Toxic Positivity Vs. Healthy Positivity
Toxic Positivity Vs. Healthy Positivity
Toxic positivity is a term used to describe an over-emphasis on optimism, where someone is consistently trying to put a positive spin on negative events or circumstances. Phrases such as“Don’t worry, everything will be okay”
“Cheer up!”
"Come on see the positive side"
"Don't be weak, Stay strong"
"Be Positive"
"Its ok"
"I am fine"
"Everything happens for a reason"
"Be a man"
"What's wrong with you, you are upset for such a small thing"
"Don't cry"
are used to make the situation or the person feel better without truly recognizing the other person's emotions. While it may seem like this is a helpful response, it can be damaging in the long run, as it doesn’t allow people to truly process their emotions and instead encourages them to ignore them and shut down all their feelings and experiences.
Positivity becomes toxic when we jump steps. When we are in a hurry to feel positive and good. This toxic positivity can be damaging because it doesn’t allow people to feel and process their emotions. What is the hurry to come to a positive state of mind? We will eventually reach that state. By not validating someone’s feelings, doesn’t allow them to address the root of their emotions, so they never really get to the bottom of the issue. They will not feel gotten, understood, or heard. That will leave the hurt or issue unattended. The feelings will be pushed under the carpet, which will burst out in a volcanic reaction someday.

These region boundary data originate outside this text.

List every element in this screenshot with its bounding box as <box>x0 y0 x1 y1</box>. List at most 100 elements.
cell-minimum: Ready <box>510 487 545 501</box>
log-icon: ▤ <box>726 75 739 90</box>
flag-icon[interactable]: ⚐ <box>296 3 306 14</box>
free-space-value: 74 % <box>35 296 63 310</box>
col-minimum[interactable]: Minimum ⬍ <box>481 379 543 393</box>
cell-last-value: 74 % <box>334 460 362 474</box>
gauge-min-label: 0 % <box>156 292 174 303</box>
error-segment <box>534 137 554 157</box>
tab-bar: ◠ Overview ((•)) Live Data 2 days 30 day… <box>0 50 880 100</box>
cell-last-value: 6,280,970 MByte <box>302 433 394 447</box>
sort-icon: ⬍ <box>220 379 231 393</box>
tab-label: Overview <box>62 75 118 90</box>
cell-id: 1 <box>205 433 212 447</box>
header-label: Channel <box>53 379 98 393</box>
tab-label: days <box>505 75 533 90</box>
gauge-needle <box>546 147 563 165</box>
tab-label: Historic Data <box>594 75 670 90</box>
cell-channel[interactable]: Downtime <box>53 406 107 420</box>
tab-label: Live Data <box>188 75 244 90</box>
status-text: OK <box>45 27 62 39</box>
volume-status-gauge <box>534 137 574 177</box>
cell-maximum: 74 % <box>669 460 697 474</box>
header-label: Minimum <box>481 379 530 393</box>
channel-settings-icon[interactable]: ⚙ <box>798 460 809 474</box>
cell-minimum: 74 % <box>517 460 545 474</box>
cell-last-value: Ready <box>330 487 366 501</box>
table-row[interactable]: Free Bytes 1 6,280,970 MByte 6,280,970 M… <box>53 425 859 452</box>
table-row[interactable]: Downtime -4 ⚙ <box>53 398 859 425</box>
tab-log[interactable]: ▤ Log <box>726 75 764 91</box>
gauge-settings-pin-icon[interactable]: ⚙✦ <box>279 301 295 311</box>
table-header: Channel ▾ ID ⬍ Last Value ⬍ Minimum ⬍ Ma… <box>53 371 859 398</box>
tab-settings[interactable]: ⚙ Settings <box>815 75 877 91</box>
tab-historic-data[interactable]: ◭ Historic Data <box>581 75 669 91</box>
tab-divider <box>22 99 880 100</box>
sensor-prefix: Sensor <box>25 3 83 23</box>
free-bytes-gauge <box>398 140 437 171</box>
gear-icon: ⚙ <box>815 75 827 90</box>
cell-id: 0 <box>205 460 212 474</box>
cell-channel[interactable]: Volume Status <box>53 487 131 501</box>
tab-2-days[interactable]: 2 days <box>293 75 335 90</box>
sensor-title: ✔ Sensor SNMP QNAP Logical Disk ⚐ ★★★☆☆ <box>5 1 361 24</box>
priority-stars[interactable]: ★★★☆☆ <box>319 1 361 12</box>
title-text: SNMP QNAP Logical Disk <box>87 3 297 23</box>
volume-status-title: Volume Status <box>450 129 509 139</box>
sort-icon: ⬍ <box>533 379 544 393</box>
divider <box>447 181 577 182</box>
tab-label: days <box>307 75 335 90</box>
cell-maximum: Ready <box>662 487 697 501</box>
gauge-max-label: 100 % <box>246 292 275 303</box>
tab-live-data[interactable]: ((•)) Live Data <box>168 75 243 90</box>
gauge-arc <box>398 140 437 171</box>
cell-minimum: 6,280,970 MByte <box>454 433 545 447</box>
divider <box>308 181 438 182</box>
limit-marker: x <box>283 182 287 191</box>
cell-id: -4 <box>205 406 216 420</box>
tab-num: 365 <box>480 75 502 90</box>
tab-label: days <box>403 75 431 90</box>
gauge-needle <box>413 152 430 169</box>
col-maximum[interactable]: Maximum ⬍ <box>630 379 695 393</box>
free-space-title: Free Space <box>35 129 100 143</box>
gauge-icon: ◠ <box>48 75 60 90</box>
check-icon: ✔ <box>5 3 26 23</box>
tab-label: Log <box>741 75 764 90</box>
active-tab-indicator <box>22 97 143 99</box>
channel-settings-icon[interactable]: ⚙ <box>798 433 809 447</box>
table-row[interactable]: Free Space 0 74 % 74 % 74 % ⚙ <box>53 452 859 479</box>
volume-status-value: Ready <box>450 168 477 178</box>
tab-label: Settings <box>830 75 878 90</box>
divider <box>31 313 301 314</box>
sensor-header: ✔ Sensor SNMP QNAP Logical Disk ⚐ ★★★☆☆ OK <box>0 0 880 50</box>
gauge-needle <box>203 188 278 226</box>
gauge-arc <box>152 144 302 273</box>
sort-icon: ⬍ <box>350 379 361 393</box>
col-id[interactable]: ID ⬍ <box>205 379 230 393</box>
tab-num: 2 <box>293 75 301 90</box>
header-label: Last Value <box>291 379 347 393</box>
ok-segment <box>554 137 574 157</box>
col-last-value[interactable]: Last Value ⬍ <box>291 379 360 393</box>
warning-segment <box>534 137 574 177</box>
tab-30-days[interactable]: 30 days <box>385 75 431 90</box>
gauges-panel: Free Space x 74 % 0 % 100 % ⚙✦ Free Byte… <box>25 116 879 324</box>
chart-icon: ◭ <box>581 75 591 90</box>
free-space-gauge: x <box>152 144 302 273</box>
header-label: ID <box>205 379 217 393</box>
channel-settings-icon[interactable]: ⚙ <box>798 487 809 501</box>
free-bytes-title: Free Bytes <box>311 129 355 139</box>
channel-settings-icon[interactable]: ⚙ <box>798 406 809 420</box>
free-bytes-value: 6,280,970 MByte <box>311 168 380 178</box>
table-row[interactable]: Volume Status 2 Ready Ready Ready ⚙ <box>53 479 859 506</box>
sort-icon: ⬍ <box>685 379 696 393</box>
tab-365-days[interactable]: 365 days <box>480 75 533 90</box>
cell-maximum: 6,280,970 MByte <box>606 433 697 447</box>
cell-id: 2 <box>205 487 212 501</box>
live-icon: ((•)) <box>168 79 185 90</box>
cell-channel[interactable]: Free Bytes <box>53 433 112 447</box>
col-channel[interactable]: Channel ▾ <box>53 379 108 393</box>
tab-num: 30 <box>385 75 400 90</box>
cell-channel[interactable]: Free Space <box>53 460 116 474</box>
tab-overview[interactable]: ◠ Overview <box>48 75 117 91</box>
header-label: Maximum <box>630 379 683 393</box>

A better and more conscious approach would be to be more empathetic and understanding. Instead of trying to make someone feel better by minimizing or dismissing their emotions, it is better to listen to what they are saying and validate their feelings. This can be done by being with their difficult emotions, acknowledging their emotions, and accepting them and their feelings. This will help them accept themselves and reassure them that they are understood. This can make space for them to open up a dialogue that allows them to work through their emotions and come up with solutions to the problem.
It is good to learn to be mindful of how we respond to people in difficult situations and not rely on toxic positivity to make them feel better, including ourselves. By being with people and not trying to fix them instantly, we can create an environment where an individual can truly process and work through their emotions.
There is an unrealistic expectation that an individual must remain positive in all circumstances and ignore or deny any negative emotions or experiences. Toxic positivity is the belief that people should maintain a positive mindset no matter how difficult a situation is. Somehow people don't like being with negative and difficult emotions. Everyone only wants happy faces, even if it is a pretense that everything is fine.
It's important to remember that 'it's okay Not to Be Okay', 'it's ok to not always be happy', and that it's normal to experience a range of emotions. By feeling those emotions we are being Human. Suppressing negative emotions can lead to long-term problems, such as depression, and anxiety, and eventually contribute to physical health issues. Instead of maintaining a façade of relentless positivity, it's important to accept and process all emotions and experiences, whether positive or negative. In this way, we can embrace all parts of ourselves and our life experiences. When we embrace we will organically come to a positive state of mindset and move forward in a more meaningful and healthier way.
By being authentic about our feelings and emotions and accepting the situation we automatically come to healthy positivity. This healthy positivity helps us to deal with life situations. It supports facing difficult situations by being grounded and aware. Being positive is not wrong. But forcing positivity too soon, even before feeling the feelings, adds stress and makes it heavy to deal with.
So first observe that the other person is disturbed, and listen lovingly, without interrupting. Acknowledge the feelings and experiences. Embrace and accept it 'AS IS'. Be genuine and authentic about the situation. Compassionately hold space and patiently wait for them to come to healthy positivity.
Do not forget to hold space and follow the same for yourself too. There is no hurry to Be Positive.